Databricks Databricks-Certified-Associate-Developer-for-Apache-Spark-3.5 Exam
Databricks Certified Associate Developer for Apache Spark 3.5 - Python (Page 4 )

Updated On: 26-Jan-2026

Given the code fragment:



import pyspark.pandas as ps psdf = ps.DataFrame({'col1': [1, 2], 'col2': [3, 4]})

Which method is used to convert a Pandas API on Spark DataFrame (pyspark.pandas.DataFrame) into a standard PySpark DataFrame (pyspark.sql.DataFrame)?

  1. psdf.to_spark()
  2. psdf.to_pyspark()
  3. psdf.to_pandas()
  4. psdf.to_dataframe()

Answer(s): A

Explanation:

Pandas API on Spark (pyspark.pandas) allows interoperability with PySpark DataFrames. To convert a pyspark.pandas.DataFrame to a standard PySpark DataFrame, you use .to_spark().

Example:

df = psdf.to_spark()

This is the officially supported method as per Databricks Documentation.

Incorrect options:

B, D: Invalid or nonexistent methods.

C: Converts to a local pandas DataFrame, not a PySpark DataFrame.



A Spark engineer is troubleshooting a Spark application that has been encountering out-of-memory errors during execution. By reviewing the Spark driver logs, the engineer notices multiple "GC overhead limit exceeded" messages.

Which action should the engineer take to resolve this issue?

  1. Optimize the data processing logic by repartitioning the DataFrame.
  2. Modify the Spark configuration to disable garbage collection
  3. Increase the memory allocated to the Spark Driver.
  4. Cache large DataFrames to persist them in memory.

Answer(s): C

Explanation:

The message "GC overhead limit exceeded" typically indicates that the JVM is spending too much time in garbage collection with little memory recovery. This suggests that the driver or executor is under-provisioned in memory.
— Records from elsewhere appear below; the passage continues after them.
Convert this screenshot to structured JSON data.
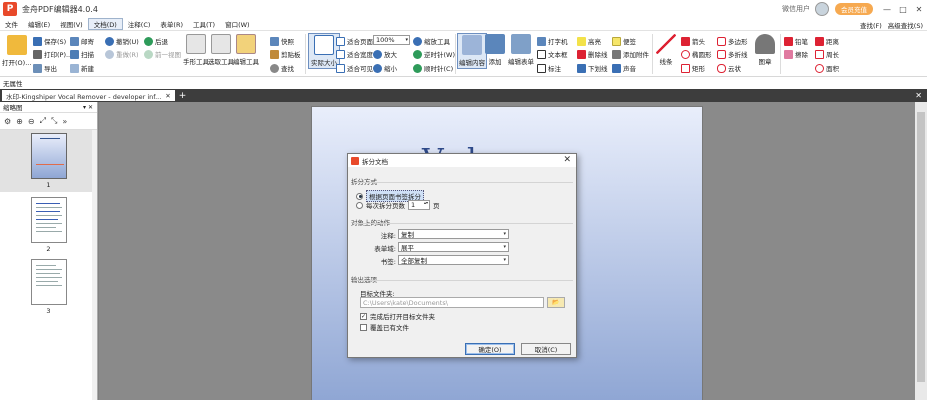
{
  "app": {
    "title": "金舟PDF编辑器4.0.4",
    "user": "微信用户",
    "vip_label": "会员充值",
    "win_controls": [
      "—",
      "□",
      "✕"
    ]
  },
  "menu": {
    "items": [
      "文件",
      "编辑(E)",
      "视图(V)",
      "文档(D)",
      "注释(C)",
      "表单(R)",
      "工具(T)",
      "窗口(W)"
    ],
    "active_index": 3,
    "right": [
      "查找(F)",
      "高级查找(S)"
    ]
  },
  "ribbon": {
    "open": "打开(O)...",
    "save": "保存(S)",
    "print": "打印(P)...",
    "export": "导出",
    "mail": "邮寄",
    "scan": "扫描",
    "new": "新建",
    "undo": "撤销(U)",
    "redo": "重做(R)",
    "back": "后退",
    "forward": "前一视图",
    "hand_tool": "手形工具",
    "select_text": "选取工具",
    "edit_tool": "编辑工具",
    "snapshot": "快照",
    "clipboard": "剪贴板",
    "find": "查找",
    "actual_size": "实际大小",
    "fit_page": "适合页面",
    "fit_width": "适合宽度",
    "fit_visible": "适合可见",
    "zoom_value": "100%",
    "zoom_in": "放大",
    "zoom_out": "缩小",
    "zoom_tool": "缩放工具",
    "rotate_cw": "逆时针(W)",
    "rotate_ccw": "顺时针(C)",
    "edit_content": "编辑内容",
    "add": "添加",
    "edit_form": "编辑表单",
    "typewriter": "打字机",
    "textbox": "文本框",
    "callout": "标注",
    "highlight": "高亮",
    "strikeout": "删除线",
    "underline": "下划线",
    "note": "便签",
    "attach": "添加附件",
    "sound": "声音",
    "line": "线条",
    "arrow": "箭头",
    "ellipse": "椭圆形",
    "rectangle": "矩形",
    "polygon": "多边形",
    "polyline": "多折线",
    "cloud": "云状",
    "stamp": "图章",
    "pencil": "铅笔",
    "eraser": "擦除",
    "distance": "距离",
    "perimeter": "周长",
    "area": "面积"
  },
  "status_line": "无属性",
  "doc_tab": {
    "label": "水印-Kingshiper Vocal Remover - developer inf...",
    "close": "✕",
    "add": "+",
    "strip_close": "✕"
  },
  "left_panel": {
    "title": "缩略图",
    "pin": "▾ ✕",
    "tools": [
      "⚙",
      "⊕",
      "⊖",
      "⤢",
      "⤡",
      "»"
    ],
    "thumbnails": [
      {
        "num": "1",
        "selected": true
      },
      {
        "num": "2",
        "selected": false
      },
      {
        "num": "3",
        "selected": false
      }
    ]
  },
  "document": {
    "page_title": "Vole   n"
  },
  "dialog": {
    "title": "拆分文档",
    "close": "✕",
    "section_mode": "拆分方式",
    "opt_bookmark": "根据页面书签拆分",
    "opt_pages": "每次拆分页数",
    "pages_value": "1",
    "pages_unit": "页",
    "section_objects": "对象上的动作",
    "annot_label": "注释:",
    "annot_value": "复制",
    "form_label": "表单域:",
    "form_value": "展平",
    "bookmark_label": "书签:",
    "bookmark_value": "全部复制",
    "section_output": "输出选项",
    "target_label": "目标文件夹:",
    "target_path": "C:\\Users\\kate\\Documents\\",
    "browse": "📂",
    "open_after": "完成后打开目标文件夹",
    "open_after_checked": true,
    "overwrite": "覆盖已有文件",
    "overwrite_checked": false,
    "ok": "确定(O)",
    "cancel": "取消(C)"
  }
}
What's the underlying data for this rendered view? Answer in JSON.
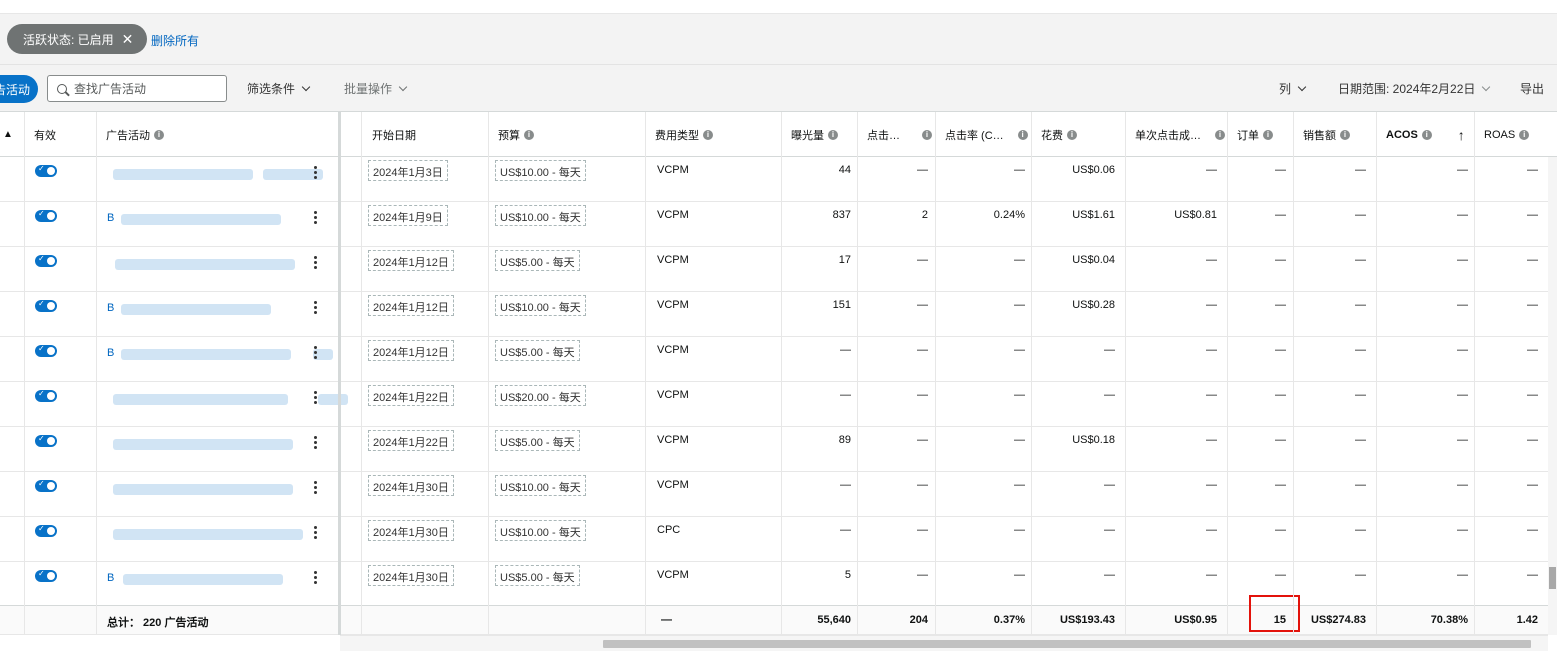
{
  "filter": {
    "chip_label": "活跃状态: 已启用",
    "remove_all": "删除所有"
  },
  "toolbar": {
    "create_label": "告活动",
    "search_placeholder": "查找广告活动",
    "filter_label": "筛选条件",
    "bulk_label": "批量操作",
    "columns_label": "列",
    "date_range": "日期范围: 2024年2月22日",
    "export_label": "导出"
  },
  "headers": {
    "warning": "▲",
    "active": "有效",
    "campaign": "广告活动",
    "start_date": "开始日期",
    "budget": "预算",
    "cost_type": "费用类型",
    "impressions": "曝光量",
    "clicks": "点击…",
    "ctr": "点击率 (C…",
    "spend": "花费",
    "cpc": "单次点击成…",
    "orders": "订单",
    "sales": "销售额",
    "acos": "ACOS",
    "roas": "ROAS"
  },
  "rows": [
    {
      "name": "",
      "start_date": "2024年1月3日",
      "budget": "US$10.00 - 每天",
      "cost_type": "VCPM",
      "impressions": "44",
      "clicks": "—",
      "ctr": "—",
      "spend": "US$0.06",
      "cpc": "—",
      "orders": "—",
      "sales": "—",
      "acos": "—",
      "roas": "—"
    },
    {
      "name": "B",
      "start_date": "2024年1月9日",
      "budget": "US$10.00 - 每天",
      "cost_type": "VCPM",
      "impressions": "837",
      "clicks": "2",
      "ctr": "0.24%",
      "spend": "US$1.61",
      "cpc": "US$0.81",
      "orders": "—",
      "sales": "—",
      "acos": "—",
      "roas": "—"
    },
    {
      "name": "",
      "start_date": "2024年1月12日",
      "budget": "US$5.00 - 每天",
      "cost_type": "VCPM",
      "impressions": "17",
      "clicks": "—",
      "ctr": "—",
      "spend": "US$0.04",
      "cpc": "—",
      "orders": "—",
      "sales": "—",
      "acos": "—",
      "roas": "—"
    },
    {
      "name": "B",
      "start_date": "2024年1月12日",
      "budget": "US$10.00 - 每天",
      "cost_type": "VCPM",
      "impressions": "151",
      "clicks": "—",
      "ctr": "—",
      "spend": "US$0.28",
      "cpc": "—",
      "orders": "—",
      "sales": "—",
      "acos": "—",
      "roas": "—"
    },
    {
      "name": "B",
      "start_date": "2024年1月12日",
      "budget": "US$5.00 - 每天",
      "cost_type": "VCPM",
      "impressions": "—",
      "clicks": "—",
      "ctr": "—",
      "spend": "—",
      "cpc": "—",
      "orders": "—",
      "sales": "—",
      "acos": "—",
      "roas": "—"
    },
    {
      "name": "",
      "start_date": "2024年1月22日",
      "budget": "US$20.00 - 每天",
      "cost_type": "VCPM",
      "impressions": "—",
      "clicks": "—",
      "ctr": "—",
      "spend": "—",
      "cpc": "—",
      "orders": "—",
      "sales": "—",
      "acos": "—",
      "roas": "—"
    },
    {
      "name": "",
      "start_date": "2024年1月22日",
      "budget": "US$5.00 - 每天",
      "cost_type": "VCPM",
      "impressions": "89",
      "clicks": "—",
      "ctr": "—",
      "spend": "US$0.18",
      "cpc": "—",
      "orders": "—",
      "sales": "—",
      "acos": "—",
      "roas": "—"
    },
    {
      "name": "",
      "start_date": "2024年1月30日",
      "budget": "US$10.00 - 每天",
      "cost_type": "VCPM",
      "impressions": "—",
      "clicks": "—",
      "ctr": "—",
      "spend": "—",
      "cpc": "—",
      "orders": "—",
      "sales": "—",
      "acos": "—",
      "roas": "—"
    },
    {
      "name": "",
      "start_date": "2024年1月30日",
      "budget": "US$10.00 - 每天",
      "cost_type": "CPC",
      "impressions": "—",
      "clicks": "—",
      "ctr": "—",
      "spend": "—",
      "cpc": "—",
      "orders": "—",
      "sales": "—",
      "acos": "—",
      "roas": "—"
    },
    {
      "name": "B",
      "start_date": "2024年1月30日",
      "budget": "US$5.00 - 每天",
      "cost_type": "VCPM",
      "impressions": "5",
      "clicks": "—",
      "ctr": "—",
      "spend": "—",
      "cpc": "—",
      "orders": "—",
      "sales": "—",
      "acos": "—",
      "roas": "—"
    }
  ],
  "totals": {
    "label": "总计： 220 广告活动",
    "cost_type": "—",
    "impressions": "55,640",
    "clicks": "204",
    "ctr": "0.37%",
    "spend": "US$193.43",
    "cpc": "US$0.95",
    "orders": "15",
    "sales": "US$274.83",
    "acos": "70.38%",
    "roas": "1.42"
  },
  "colors": {
    "brand_blue": "#0872c8",
    "link": "#0066c0",
    "highlight": "#e3120b"
  }
}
The most effective remedy is to increase the driver memory using:

--driver-memory 4g

This is confirmed in Spark's official troubleshooting documentation:

"If you see a lot of GC overhead limit exceeded errors in the driver logs, it's a sign that the driver is running out of memory."
-- Spark Tuning Guide

Why others are incorrect:

A may help but does not directly address the driver memory shortage.

B is not a valid action; GC cannot be disabled.
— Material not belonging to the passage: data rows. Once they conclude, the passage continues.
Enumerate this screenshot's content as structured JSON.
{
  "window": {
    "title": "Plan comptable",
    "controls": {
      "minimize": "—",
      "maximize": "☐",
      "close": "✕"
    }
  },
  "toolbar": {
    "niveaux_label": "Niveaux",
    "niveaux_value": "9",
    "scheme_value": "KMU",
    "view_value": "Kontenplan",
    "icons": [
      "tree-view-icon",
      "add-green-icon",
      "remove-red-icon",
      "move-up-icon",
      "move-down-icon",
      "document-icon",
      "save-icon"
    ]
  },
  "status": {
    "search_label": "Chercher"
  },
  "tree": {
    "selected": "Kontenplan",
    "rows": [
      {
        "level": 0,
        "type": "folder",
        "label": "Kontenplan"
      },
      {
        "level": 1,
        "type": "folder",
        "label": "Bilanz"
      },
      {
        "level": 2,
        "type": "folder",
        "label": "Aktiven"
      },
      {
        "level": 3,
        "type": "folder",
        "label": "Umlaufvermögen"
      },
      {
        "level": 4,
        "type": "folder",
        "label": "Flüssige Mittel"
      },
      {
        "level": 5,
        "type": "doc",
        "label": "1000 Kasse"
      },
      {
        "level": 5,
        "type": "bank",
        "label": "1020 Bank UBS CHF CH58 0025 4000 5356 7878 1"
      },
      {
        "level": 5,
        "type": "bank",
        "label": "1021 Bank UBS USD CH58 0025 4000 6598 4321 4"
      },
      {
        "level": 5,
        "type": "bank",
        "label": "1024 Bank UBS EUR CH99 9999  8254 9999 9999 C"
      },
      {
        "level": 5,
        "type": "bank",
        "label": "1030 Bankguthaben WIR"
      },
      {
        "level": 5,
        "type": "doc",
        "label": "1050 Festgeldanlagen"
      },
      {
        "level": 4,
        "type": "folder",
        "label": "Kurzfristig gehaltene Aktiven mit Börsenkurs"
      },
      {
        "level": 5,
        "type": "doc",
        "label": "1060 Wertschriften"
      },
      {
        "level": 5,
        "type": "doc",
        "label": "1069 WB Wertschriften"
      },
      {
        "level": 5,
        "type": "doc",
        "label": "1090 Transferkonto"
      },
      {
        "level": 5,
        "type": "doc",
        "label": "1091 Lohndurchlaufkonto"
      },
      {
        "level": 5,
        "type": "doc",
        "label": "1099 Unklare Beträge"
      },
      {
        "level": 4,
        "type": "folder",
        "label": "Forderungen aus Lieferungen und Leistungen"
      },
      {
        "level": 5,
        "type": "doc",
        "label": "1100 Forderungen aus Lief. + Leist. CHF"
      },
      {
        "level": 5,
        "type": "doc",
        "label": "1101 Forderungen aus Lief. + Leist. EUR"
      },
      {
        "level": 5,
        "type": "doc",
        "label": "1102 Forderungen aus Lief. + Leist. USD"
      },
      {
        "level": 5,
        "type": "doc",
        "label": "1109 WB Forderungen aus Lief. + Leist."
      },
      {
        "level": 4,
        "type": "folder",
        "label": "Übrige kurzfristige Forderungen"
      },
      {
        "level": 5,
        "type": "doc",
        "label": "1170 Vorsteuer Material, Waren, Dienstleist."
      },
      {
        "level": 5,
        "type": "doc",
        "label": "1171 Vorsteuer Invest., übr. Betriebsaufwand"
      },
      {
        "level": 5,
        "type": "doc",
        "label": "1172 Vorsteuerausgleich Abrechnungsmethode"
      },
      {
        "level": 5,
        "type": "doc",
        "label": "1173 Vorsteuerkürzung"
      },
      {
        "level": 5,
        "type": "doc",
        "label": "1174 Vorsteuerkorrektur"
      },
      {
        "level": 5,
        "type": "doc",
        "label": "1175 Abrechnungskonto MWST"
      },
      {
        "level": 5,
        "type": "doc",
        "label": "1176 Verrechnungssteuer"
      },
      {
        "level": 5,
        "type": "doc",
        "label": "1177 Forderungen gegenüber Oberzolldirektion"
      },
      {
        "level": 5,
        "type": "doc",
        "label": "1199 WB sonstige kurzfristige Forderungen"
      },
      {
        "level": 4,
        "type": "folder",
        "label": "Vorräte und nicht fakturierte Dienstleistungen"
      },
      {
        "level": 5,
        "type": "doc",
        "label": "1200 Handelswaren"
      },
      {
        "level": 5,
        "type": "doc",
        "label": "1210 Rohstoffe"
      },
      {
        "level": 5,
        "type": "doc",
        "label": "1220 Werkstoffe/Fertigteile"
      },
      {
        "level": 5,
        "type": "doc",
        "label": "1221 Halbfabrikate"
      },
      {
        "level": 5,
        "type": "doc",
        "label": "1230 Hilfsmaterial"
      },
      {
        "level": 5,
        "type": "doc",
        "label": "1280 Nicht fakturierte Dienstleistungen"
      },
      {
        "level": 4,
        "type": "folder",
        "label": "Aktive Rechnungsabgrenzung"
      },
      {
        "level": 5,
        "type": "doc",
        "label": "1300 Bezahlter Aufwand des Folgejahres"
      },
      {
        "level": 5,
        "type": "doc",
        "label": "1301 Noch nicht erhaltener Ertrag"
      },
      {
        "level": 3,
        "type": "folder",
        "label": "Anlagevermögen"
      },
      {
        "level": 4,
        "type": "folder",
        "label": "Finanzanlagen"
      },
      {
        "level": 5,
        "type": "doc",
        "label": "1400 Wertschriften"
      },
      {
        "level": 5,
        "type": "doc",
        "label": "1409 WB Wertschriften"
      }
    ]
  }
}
D increases memory usage, worsening the problem.



A DataFrame df has columns name, age, and salary. The developer needs to sort the DataFrame by age in ascending order and salary in descending order.

Which code snippet meets the requirement of the developer?

  1. df.orderBy(col("age").asc(), col("salary").asc()).show()
  2. df.sort("age", "salary", ascending=[True, True]).show()
  3. df.sort("age", "salary", ascending=[False, True]).show()
  4. df.orderBy("age", "salary", ascending=[True, False]).show()

Answer(s): D

Explanation:

To sort a PySpark DataFrame by multiple columns with mixed sort directions, the correct usage is:

python

CopyEdit df.orderBy("age", "salary", ascending=[True, False])

age will be sorted in ascending order salary will be sorted in descending order

The orderBy() and sort() methods in PySpark accept a list of booleans to specify the sort direction for each column.

Documentation


Reference:

PySpark API - DataFrame.orderBy



What is the difference between df.cache() and df.persist() in Spark DataFrame?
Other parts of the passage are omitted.